И снова Калюжный не понял юмора, а очередные слова Говорова воспринял, как желание побольнее обидеть, унизить. Почувствовал, как внутри возбудилось глухое раздражение против этого следователя с красивым, благополучным лицом, любителя сравнений и аллегорий. Эдуарду Васильевичу было гораздо проще иметь дело с Дробышевым. Во всяком случае тот был предсказуем. А этот… Этот та ещё штучка.
— Я уже ничему не удивляюсь, Андрей Петрович.
— Вы случайно не занимаетесь аутотренингом по Леви?
— Нет, не занимаюсь. Даже не знаю, что это такое.
— Леви утверждает, что даже в самой дерьмовой ситуации человек способен себя убедить, что у него в жизни все замечательно и будет на седьмом небе от счастья. Вот я и подумал…
— Зря подумали, — сухо перебил следователя Калюжный. Тот все более его раздражал. Строит здесь какого-то шута горохового!
— Значит, у вас все замечательно?!
— Относительно.
— Вы правы, в мире все относительно, Каждая новая абсолютная истина, опровергает предыдущую, точно такую же. Значит и явку с повинной вы дали в полном здравии и ясном уме?
— А у вас есть основания сомневаться? — вопросом ответил Калюжный.
— И самые серьезные. Дело в том, что полтора года назад этой же симпатичной командой из меня тоже пытались сделать убийцу. К счастью, я вовремя от них сбежал.

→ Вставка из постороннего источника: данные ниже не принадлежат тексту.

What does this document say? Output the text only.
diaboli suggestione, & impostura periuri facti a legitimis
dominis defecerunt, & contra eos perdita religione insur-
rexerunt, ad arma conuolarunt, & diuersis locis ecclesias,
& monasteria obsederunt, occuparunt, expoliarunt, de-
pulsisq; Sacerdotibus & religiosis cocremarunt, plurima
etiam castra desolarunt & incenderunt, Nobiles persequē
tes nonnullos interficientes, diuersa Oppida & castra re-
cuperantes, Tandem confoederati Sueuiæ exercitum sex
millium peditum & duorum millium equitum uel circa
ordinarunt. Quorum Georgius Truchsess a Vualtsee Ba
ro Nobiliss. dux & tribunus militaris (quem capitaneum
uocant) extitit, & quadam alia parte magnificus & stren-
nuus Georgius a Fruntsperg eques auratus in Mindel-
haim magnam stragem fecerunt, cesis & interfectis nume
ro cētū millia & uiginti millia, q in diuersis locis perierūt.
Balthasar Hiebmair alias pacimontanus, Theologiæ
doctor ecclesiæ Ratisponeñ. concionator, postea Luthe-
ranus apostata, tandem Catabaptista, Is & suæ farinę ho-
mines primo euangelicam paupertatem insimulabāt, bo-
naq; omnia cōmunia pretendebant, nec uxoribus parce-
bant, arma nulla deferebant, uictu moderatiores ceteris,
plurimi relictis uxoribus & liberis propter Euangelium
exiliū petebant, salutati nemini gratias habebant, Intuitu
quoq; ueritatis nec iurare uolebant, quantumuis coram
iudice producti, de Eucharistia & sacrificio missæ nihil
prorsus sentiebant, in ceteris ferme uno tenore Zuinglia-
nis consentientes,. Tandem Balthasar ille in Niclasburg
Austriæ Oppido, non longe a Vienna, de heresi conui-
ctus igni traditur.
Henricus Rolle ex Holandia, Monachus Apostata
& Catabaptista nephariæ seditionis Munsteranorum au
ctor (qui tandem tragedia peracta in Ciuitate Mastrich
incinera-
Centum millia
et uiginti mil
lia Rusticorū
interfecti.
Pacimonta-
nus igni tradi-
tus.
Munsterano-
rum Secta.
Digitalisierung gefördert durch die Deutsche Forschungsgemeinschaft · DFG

Калюжный конечно же не поверил ни единому слову Говорова. Даже не ожидал, что тот будет настолько примитивен. Прием не нов, даже тривиален — встать на одну доску с обвиняемым, чтобы тот проникся к тебе доверием.
— Бывает, — холодно ответил.
— А вы не очень-то разговорчивы, Эдуард Васильевич?
Калюжный не выдержал:
— Андрей Петрович, мне непонятно зачем вы меня вызвали? Мы уже разговариваем битых полчаса, а вы не задали по существу ни одного вопроса, все ходите вокруг да около. Если вас что-то интересует, то спрашивайте. Я готов ответить.

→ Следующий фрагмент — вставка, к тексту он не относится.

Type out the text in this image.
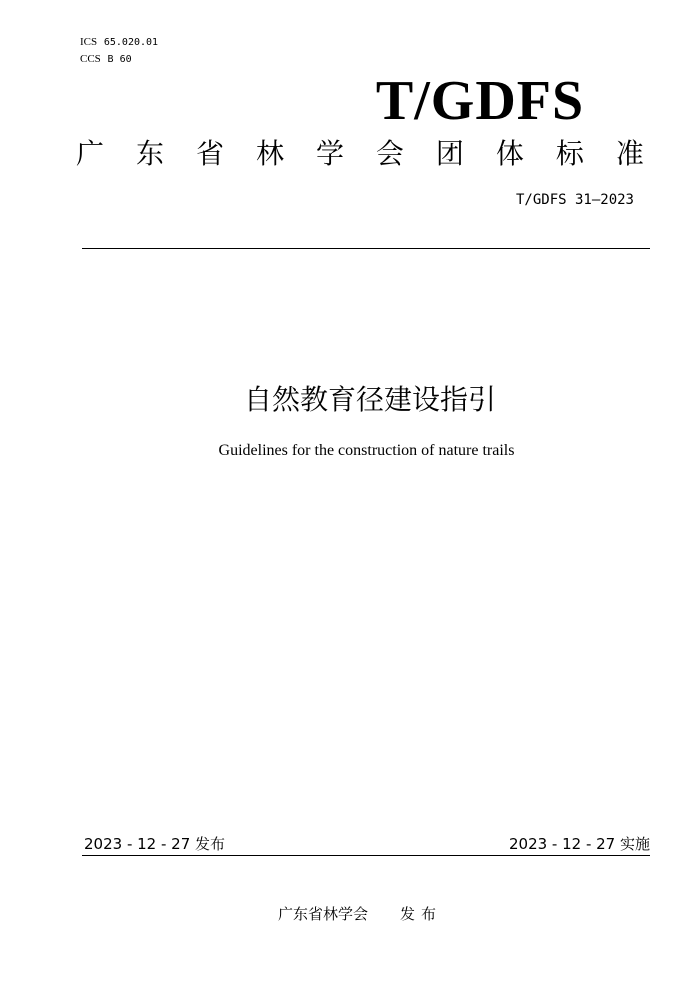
ICS 65.020.01
CCS B 60
T/GDFS
广 东 省 林 学 会 团 体 标 准
T/GDFS 31—2023
自然教育径建设指引
Guidelines for the construction of nature trails
2023 - 12 - 27 发布	2023 - 12 - 27 实施
广东省林学会 发布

— А вы знаете это существо?
— Я думал, что вы знаете.
— Скажите, Эдуард Васильевич, вы недавно ездили в Линево на Электродный завод?
«С этого и надо было начинать, — подумал Калюжный. — Сейчас он будет спрашивать меня о видеокассете и её содержимом. Вот что ему нужно. Теперь ясно, кто тебя послал. Очень даже ясно. Нет, дорогой, о кассете ты от меня не услышишь ни единого слова. Это я тебе обещаю».
— Проверять факты, изложенные в жалобе гражданки Устиновой, муж которой погиб на железной дороге в результате несчастного случая, — ответил Эдуард Васильевич.
— Вы говорите так, будто читаете протокол, — улыбнулся Говоров.
— Говорю, как умею.
— С кем вы встречались на заводе?
— Со многими. Прежде всего с работниками отдела, который в свое время возглавлял Устинов.
— А с Гладких Людмилой Сергеевной встречались?
— Да.
— Отчего её объяснения нет в материалах проверки жалобы?
— Я её объсянения не записал, посчитав не имеющим значения для сути вопроса, — соврал Калюжный.
— А вот мне кажется, что дело совсем в другом. Вы не приобщили её объяснения потому, что оно подтверждало доводы Устиновой, что её мужа убили. Уверен, что Гладких вам сказала и об истинных причинах убийства Устинова.
И тут Калужный совершенно растерялся. Если Говоров действует по заданию мафии, то не мог, не имел права так раскрываться. И, скорее, от этой растерянности, проговорил:
— Если вы сами все знаете, то зачем спрашиваете, — по существу признав правоту Говорова.
— О содержании вашего разговора с Гладких вы кому-то говорили?
— Татьяничевой, — покорно ответил Калюжный.
— А прокурору?
— Нет. Но ему докладывала Татьяничева.